In 2015, the City of Phoenix considered a benchmarking ordinance that would have required building owners of more than 50,000 square feet to report their energy usage on a government website – or face a Class 1 misdemeanor and a fine of a minimum of $500 for every violation. According to the City, the ordinance was similar to other metro city reporting including Austin, Boston, Chicago, Washington D.C., New York City, Philadelphia, San Francisco and Seattle – the ordinance would affect 1,398 buildings in Phoenix metro.
The proposed energy reporting ordinance is hard to comply with as it forces property owners to collect information for dozens of tenants who view the information as private or proprietary. In addition, the energy benchmarking requirements do not consider energy-efficient technology incorporated into the building’s infrastructures or individual tenant energy consumption – unlike the common areas, which is outside of the property owner’s control.
A concern is how the use of the collected benchmarking information can be used by interest groups to unfairly “shame” building owners into expensive retro-fit improvements for facilities. Benchmarking can also delay the sale of buildings, deter potential tenants and have a chilling effect on economic development. Efforts that unfairly and mistakenly label a building as being wasteful for its energy consumption should be opposed at every level of government.
In response to the Phoenix draft benchmarking ordinance, NAIOP-AZ took the lead and formed a coalition with ten other groups that included the Arizona Chamber of Commerce, National Federation of Independent Business and BOMA-AZ. The group’s initiative was to pass legislation at the state level preempting cities from enacting this type of local energy reporting. The Bill, SB 1241, was signed into law by Governor Doug Ducey on April 13, 2015.

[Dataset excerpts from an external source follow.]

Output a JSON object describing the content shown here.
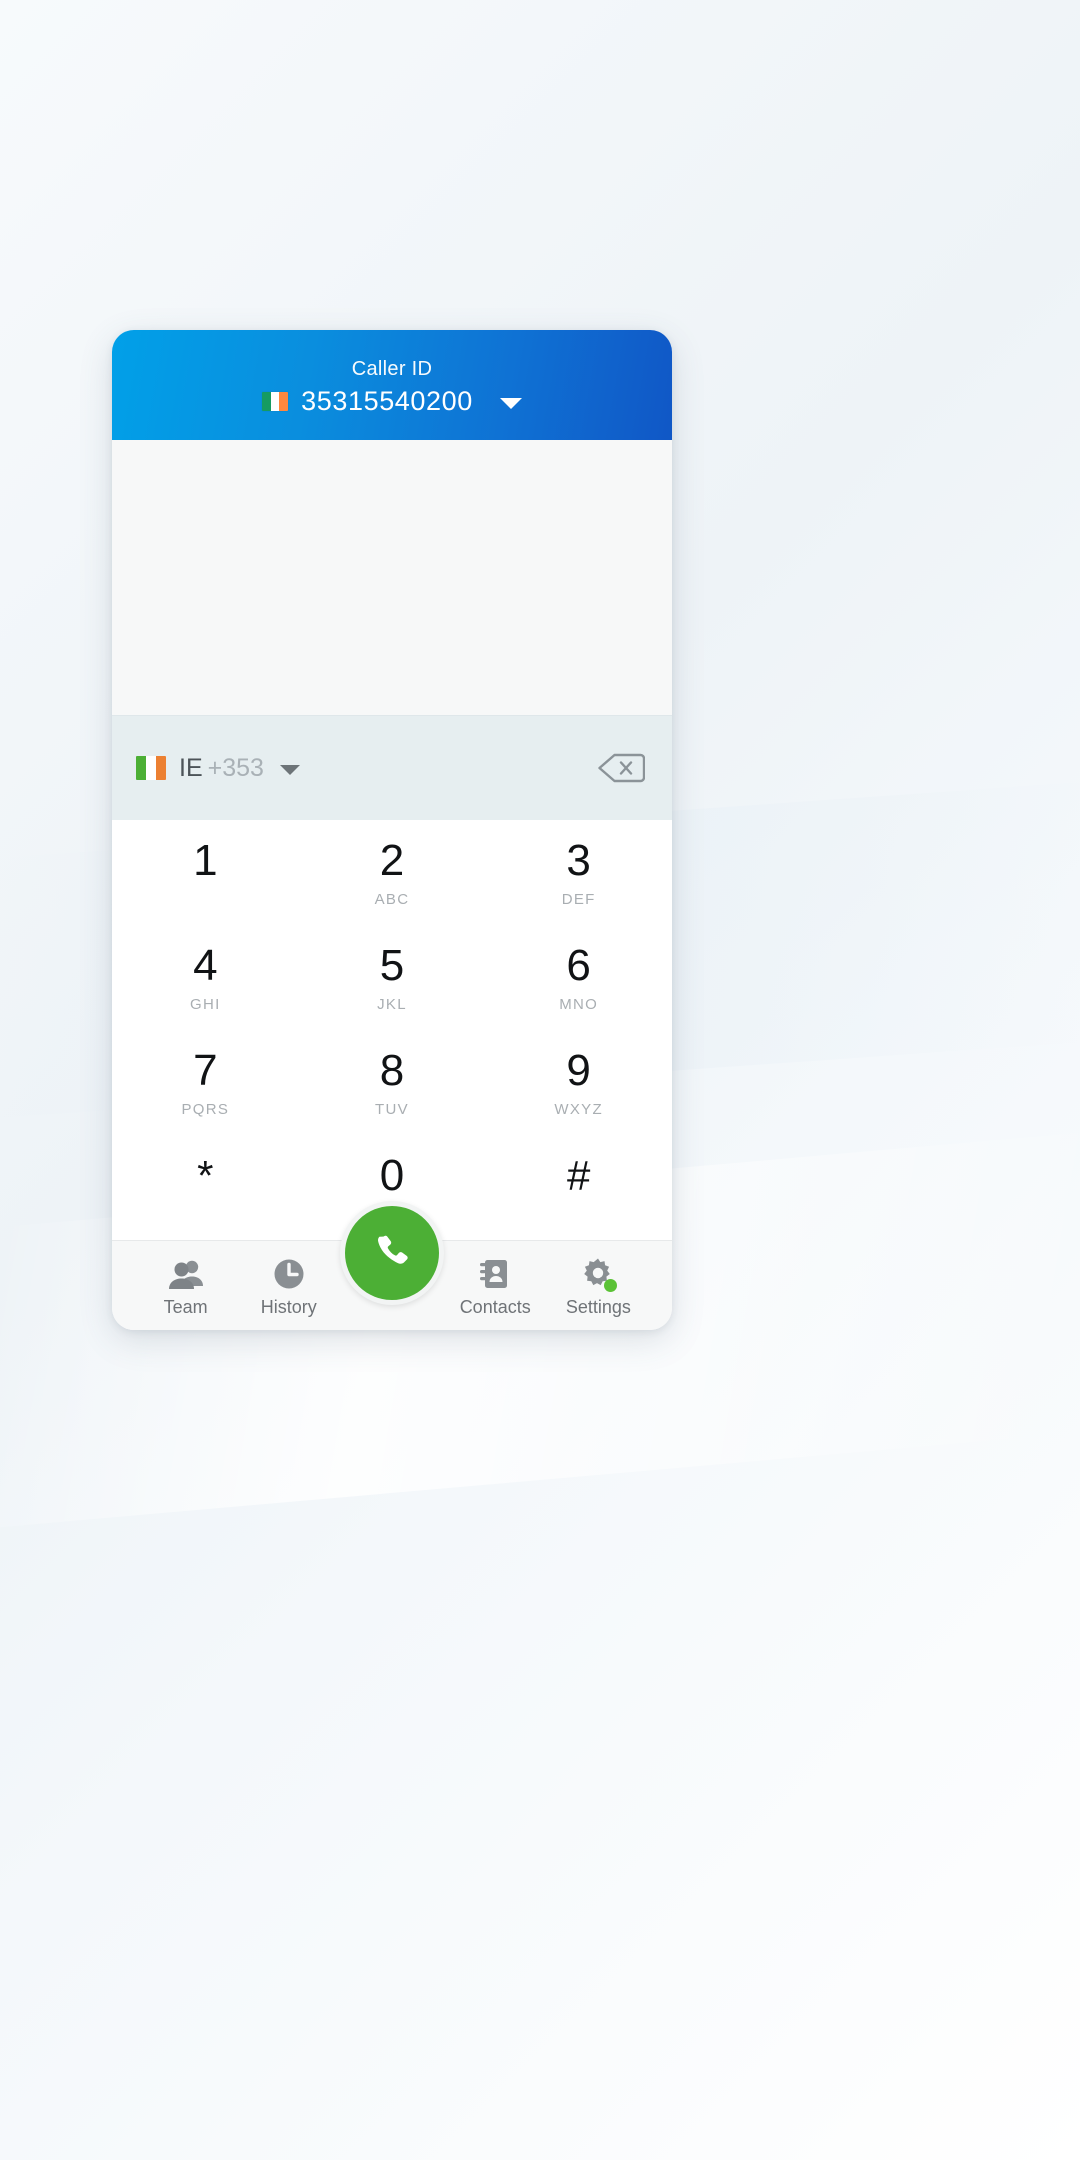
{
  "header": {
    "caller_id_label": "Caller ID",
    "caller_id_number": "35315540200",
    "flag_icon": "flag-ireland-icon",
    "dropdown_icon": "chevron-down-icon",
    "gradient_from": "#01a0e8",
    "gradient_to": "#1057c6"
  },
  "display": {
    "entered_number": "",
    "background": "#f7f8f8"
  },
  "country_row": {
    "flag_icon": "flag-ireland-icon",
    "country_code": "IE",
    "dial_code": "+353",
    "dropdown_icon": "chevron-down-icon",
    "backspace_icon": "backspace-icon",
    "background": "#e6eef0"
  },
  "keypad": {
    "keys": [
      {
        "digit": "1",
        "letters": ""
      },
      {
        "digit": "2",
        "letters": "ABC"
      },
      {
        "digit": "3",
        "letters": "DEF"
      },
      {
        "digit": "4",
        "letters": "GHI"
      },
      {
        "digit": "5",
        "letters": "JKL"
      },
      {
        "digit": "6",
        "letters": "MNO"
      },
      {
        "digit": "7",
        "letters": "PQRS"
      },
      {
        "digit": "8",
        "letters": "TUV"
      },
      {
        "digit": "9",
        "letters": "WXYZ"
      },
      {
        "digit": "*",
        "letters": ""
      },
      {
        "digit": "0",
        "letters": ""
      },
      {
        "digit": "#",
        "letters": ""
      }
    ]
  },
  "navbar": {
    "items": [
      {
        "label": "Team",
        "icon": "people-icon"
      },
      {
        "label": "History",
        "icon": "clock-icon"
      },
      {
        "label": "Contacts",
        "icon": "address-book-icon"
      },
      {
        "label": "Settings",
        "icon": "gear-icon",
        "badge": true
      }
    ],
    "call_button": {
      "icon": "phone-icon",
      "color": "#4caf35"
    },
    "badge_color": "#5bc236"
  }
}
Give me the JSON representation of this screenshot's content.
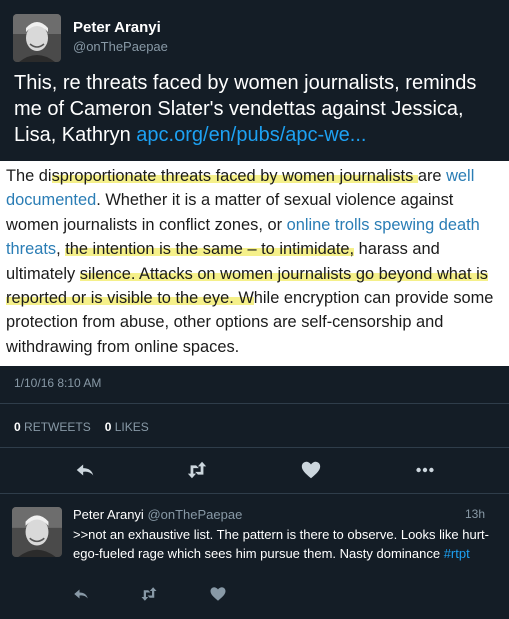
{
  "main_tweet": {
    "author_name": "Peter Aranyi",
    "author_handle": "@onThePaepae",
    "text": "This, re threats faced by women journalists, reminds me of Cameron Slater's vendettas against Jessica, Lisa, Kathryn ",
    "link": "apc.org/en/pubs/apc-we...",
    "timestamp": "1/10/16 8:10 AM",
    "retweets_count": "0",
    "retweets_label": "RETWEETS",
    "likes_count": "0",
    "likes_label": "LIKES"
  },
  "embedded_image": {
    "p1": "The di",
    "p2": "sproportionate threats faced by women journalists ",
    "p3": "are",
    "p4": "well documented",
    "p5": ". Whether it is a matter of sexual violence against women journalists in conflict zones, or ",
    "p6": "online trolls spewing death threats",
    "p7": ", ",
    "p8": "the intention is the same – to intimidate,",
    "p9": " harass and ultimately ",
    "p10": "silence. Attacks on women journalists go beyond what is reported or is visible to the eye. W",
    "p11": "hile encryption can provide some protection from abuse, other options are self-censorship and withdrawing from online spaces."
  },
  "reply_tweet": {
    "author_name": "Peter Aranyi",
    "author_handle": "@onThePaepae",
    "time": "13h",
    "text": ">>not an exhaustive list. The pattern is there to observe. Looks like hurt-ego-fueled rage which sees him pursue them. Nasty dominance ",
    "hashtag": "#rtpt"
  },
  "icons": {
    "reply": "reply-icon",
    "retweet": "retweet-icon",
    "like": "heart-icon",
    "more": "more-icon"
  },
  "colors": {
    "background": "#141d26",
    "link": "#1da1f2",
    "muted": "#8899a6",
    "highlight": "#f5f08a"
  }
}
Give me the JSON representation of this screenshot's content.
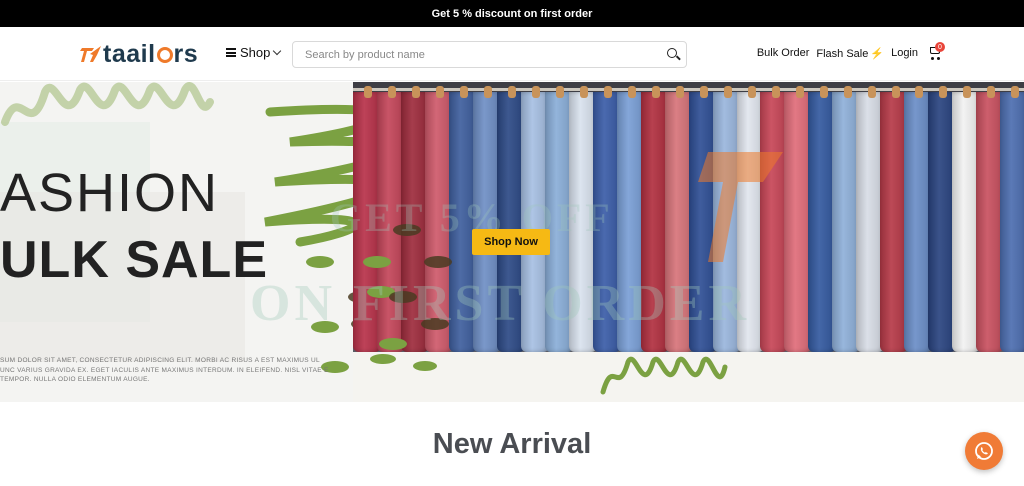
{
  "promo_bar": {
    "text": "Get 5 % discount on first order"
  },
  "header": {
    "brand": {
      "part1": "taail",
      "part2": "rs",
      "icon": "tailor-t-logo-icon"
    },
    "shop_menu": {
      "label": "Shop",
      "icon": "hamburger-menu-icon",
      "chevron": "chevron-down-icon"
    },
    "search": {
      "placeholder": "Search by product name",
      "value": "",
      "icon": "search-icon"
    },
    "nav": {
      "bulk_order": "Bulk Order",
      "flash_sale": "Flash Sale",
      "flash_icon": "⚡",
      "login": "Login",
      "cart_count": "0",
      "cart_icon": "cart-icon"
    }
  },
  "banner": {
    "headline_1": "ASHION",
    "headline_2": "ULK SALE",
    "body_text": "SUM DOLOR SIT AMET, CONSECTETUR ADIPISCING ELIT. MORBI AC RISUS A EST MAXIMUS UL UNC VARIUS GRAVIDA EX. EGET IACULIS ANTE MAXIMUS INTERDUM. IN ELEIFEND. NISL VITAE E TEMPOR. NULLA ODIO ELEMENTUM AUGUE.",
    "cta": "Shop Now",
    "watermark_1": "GET 5% OFF",
    "watermark_2": "ON FIRST ORDER",
    "accent_color": "#7ba142",
    "shirt_colors": [
      "#b8324a",
      "#c4465a",
      "#9e2c3d",
      "#cf5a6b",
      "#3f5f9e",
      "#6f8fc5",
      "#2d4a86",
      "#a7c0e3",
      "#8aaed8",
      "#d9e2ee",
      "#3b5da8",
      "#7a9fd6",
      "#b13040",
      "#d7747a",
      "#2f4f95",
      "#9ab6dd",
      "#e1e6ee",
      "#c74657",
      "#e06d7a",
      "#345aa0",
      "#8fb0d9",
      "#d8dde6",
      "#b63a48",
      "#6b8ec7",
      "#2a4480",
      "#f2f2f2",
      "#c95160",
      "#4d6eb0"
    ]
  },
  "main": {
    "section_title": "New Arrival"
  },
  "whatsapp": {
    "icon": "whatsapp-icon"
  },
  "colors": {
    "brand_orange": "#ef7a2a",
    "cta_yellow": "#f6b914",
    "badge_red": "#e9453a"
  }
}
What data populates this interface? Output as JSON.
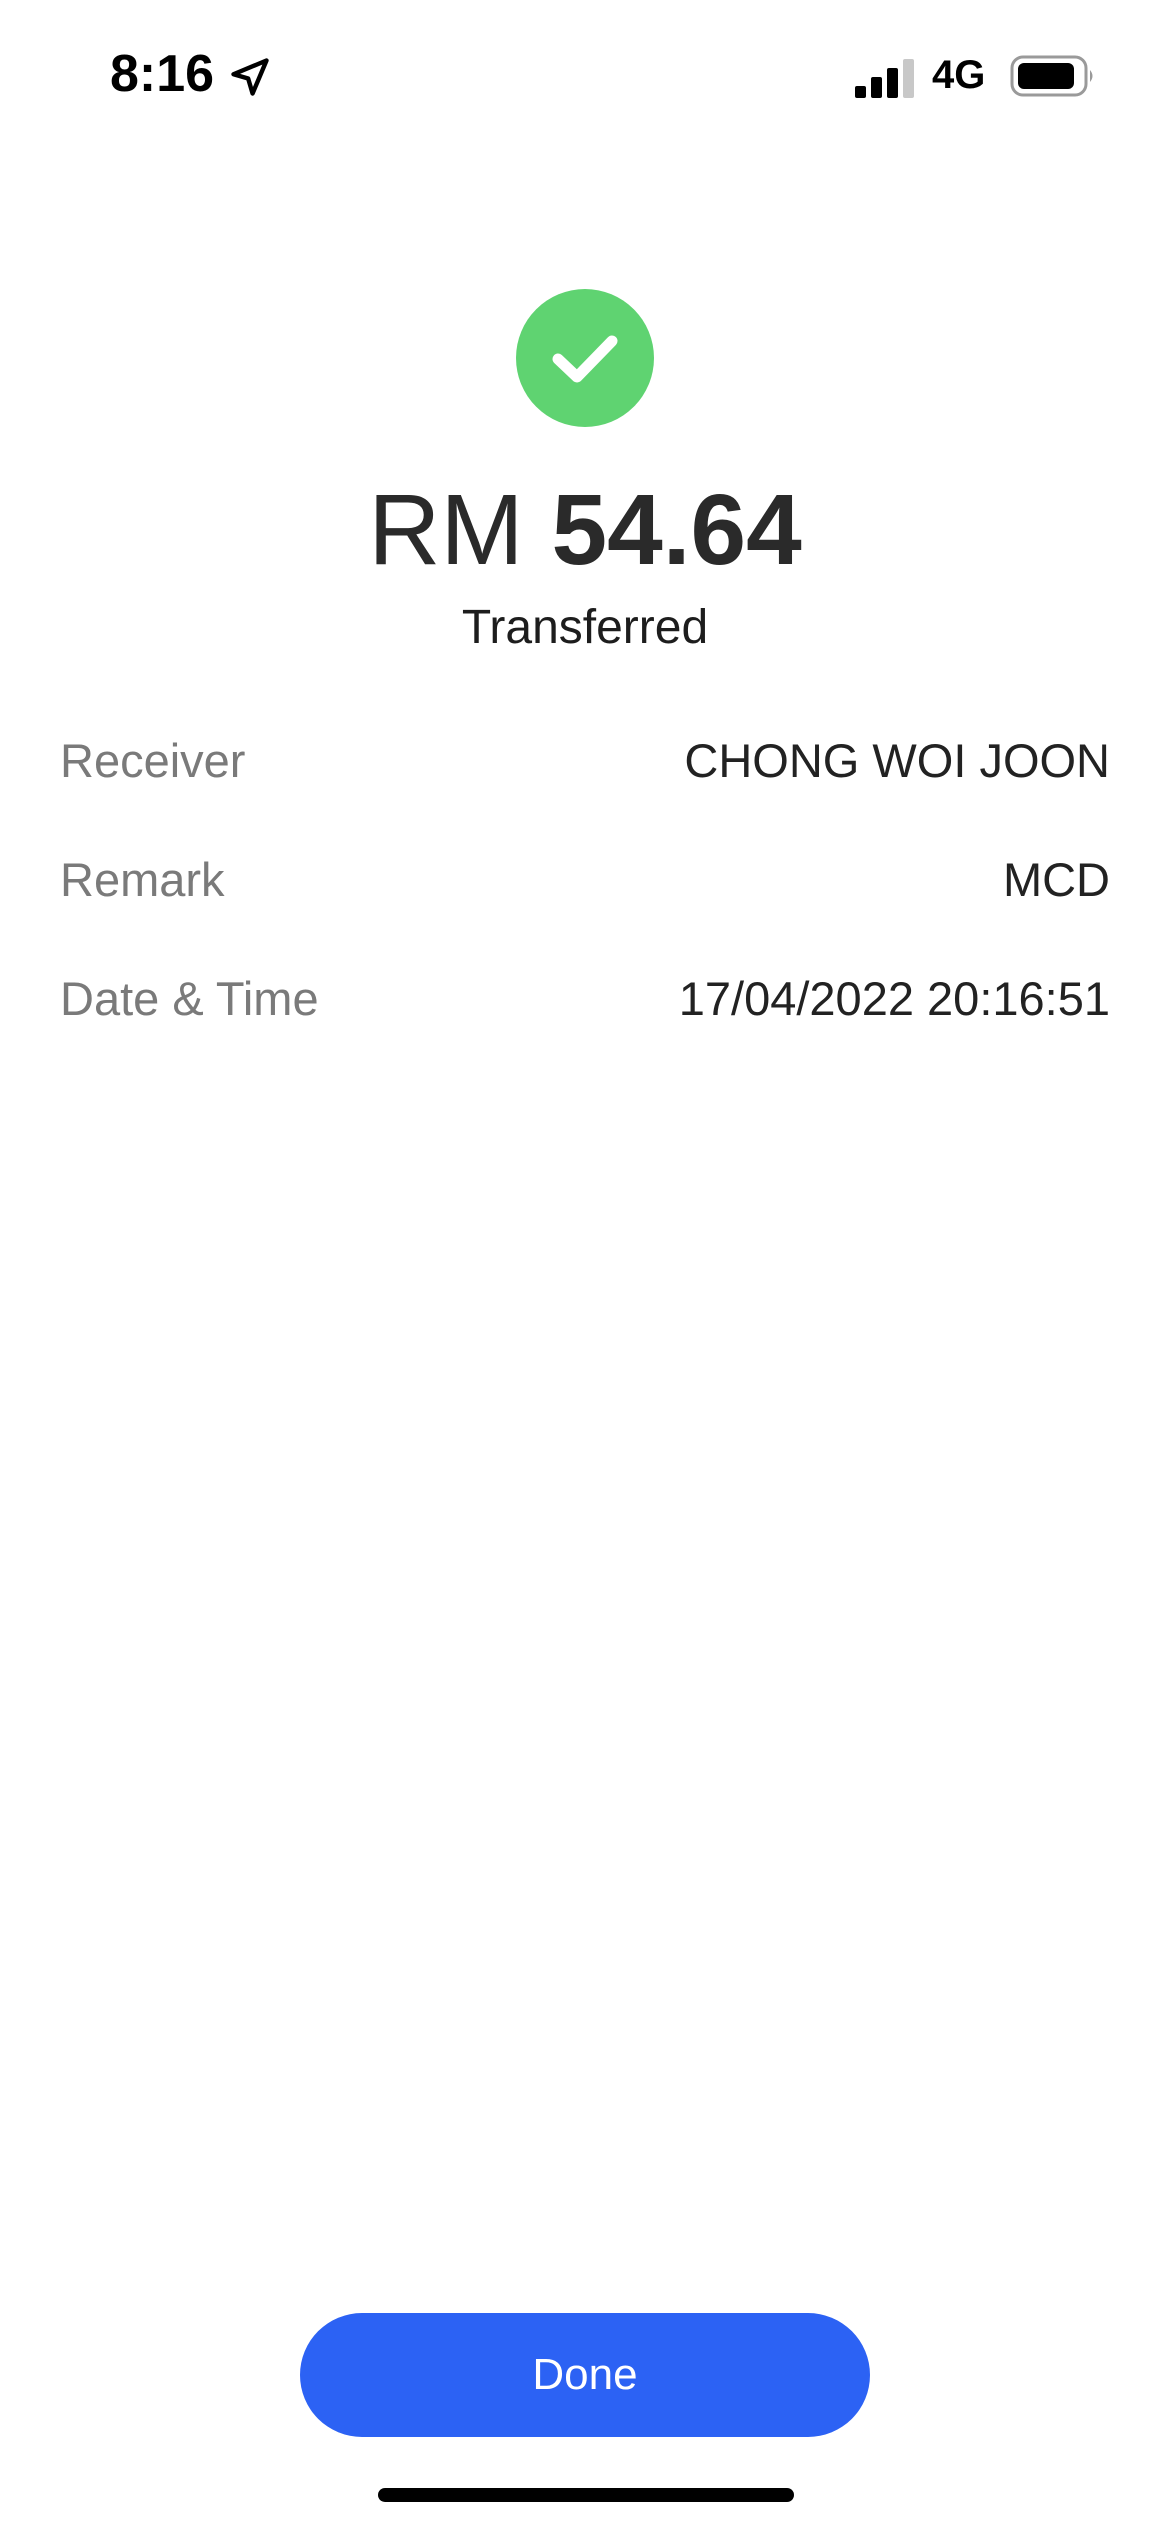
{
  "status_bar": {
    "time": "8:16",
    "network": "4G",
    "icons": [
      "location-arrow-icon",
      "signal-bars-icon",
      "battery-icon"
    ]
  },
  "result": {
    "icon": "check-circle-icon",
    "currency": "RM",
    "amount": "54.64",
    "status": "Transferred"
  },
  "details": [
    {
      "label": "Receiver",
      "value": "CHONG WOI JOON"
    },
    {
      "label": "Remark",
      "value": "MCD"
    },
    {
      "label": "Date & Time",
      "value": "17/04/2022 20:16:51"
    }
  ],
  "actions": {
    "done_label": "Done"
  },
  "colors": {
    "success": "#5fd371",
    "primary": "#2c62f4",
    "label": "#7a7a7a",
    "text": "#222222"
  }
}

Following the Bill’s passage, a lawsuit was initiated by Tempe Councilwoman Lauren Kuby and advanced by the Arizona Center for Law in the Public Interest. The lawsuit challenged SB 1241 on constitutional grounds that legislative Bills must be limited to a single subject. The argument was regarding how SB 1241 violated the “single subject” clause of the state’s constitution – it focused on two topics: energy consumption reporting and limiting cities from banning the use of plastic bags by grocery stores.
Rather than wait for the courts to decide the case, our coalition of ten trade associations band together again this year to support a stand-alone Bill barring cities from adopting energy benchmarking ordinances. The new Bill, HB 2130, passed the State Legislature and was signed into law by Governor Ducey on March 14th, 2016.
The successful advocacy by NAIOP and the coalition in the passage of HB 2130 is a victory for the commercial real estate industry throughout Arizona. The impact of our efforts was confirmed when Councilwoman Kuby re-filed her lawsuit to more narrowly focus on the state preemption of local ordinances banning plastic bags.
NAIOP Arizona continues to recognize the importance of energy efficient commercial and industrial space and will work with state and local lawmakers in developing sound market-driven policies today and in the future.